Aula 3 - A questão Agrária

Escrito por Gabriel Volpato Lima

Agora que já temos uma compreensão sobre a origem da agricultura e o processo de formação econômica do Brasil, vamos explorar as principais questões agrárias que têm sido o foco da disciplina de geografia agrária e áreas relacionadas. Uma questão importante a ser considerada é: Será que o campesinato ainda existe no século XXI? E o que caracteriza um camponês?

O sistema econômico vigente no século XXI é caracterizado pelo modo de produção capitalista, baseado na exploração do trabalho e na acumulação de capital monopolista, bem como pelo antagonismo existente entre a burguesia e o proletariado.
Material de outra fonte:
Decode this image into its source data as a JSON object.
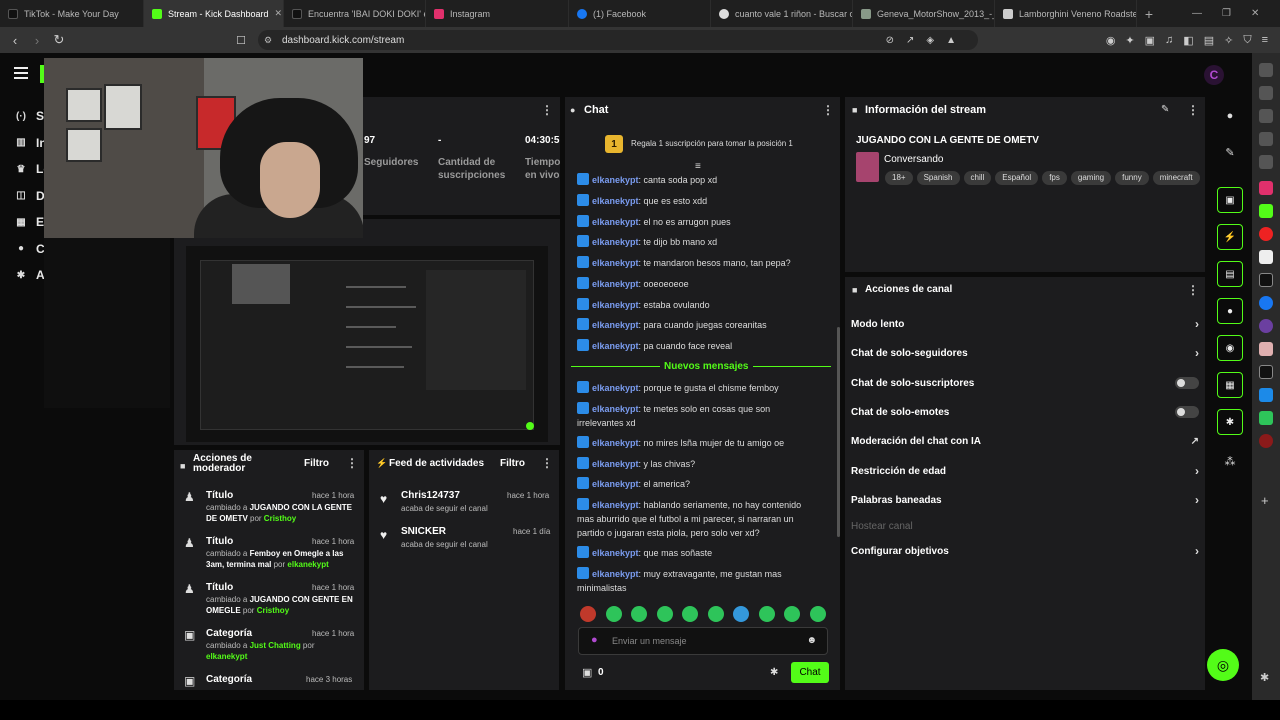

No entanto, de forma contraditória, existem na sociedade capitalista relações de trabalho pré-capitalistas, reflexo do processo de negação/exclusão do próprio sistema que se renova estrategicamente com o objetivo de fortalecer a estrutura desigual da sociedade capitalista.

Baseado em Kautsky (1980, p.25), “o modelo de produção capitalista não constitui a única forma de produção existente na sociedade de nossos dias”. Embora essa afirmação se refira à sociedade do início do século XX, podemos estender esse pensamento aos nossos dias. Nesse contexto, vale ressaltar que ainda existem vestígios de formas de produção pré-capitalistas, que são sinônimo de resistência do campesinato em meio a um sistema econômico que sufoca e desenvolve estratégias para impedir a existência de outro modelo econômico que não atenda aos interesses do capital.

A expansão da agricultura

É importante explorar tanto os clássicos que discutem a evolução das questões agrárias quanto os autores contemporâneos que estudaram profundamente os mecanismos de funcionamento da agricultura diante do processo de expansão do sistema capitalista.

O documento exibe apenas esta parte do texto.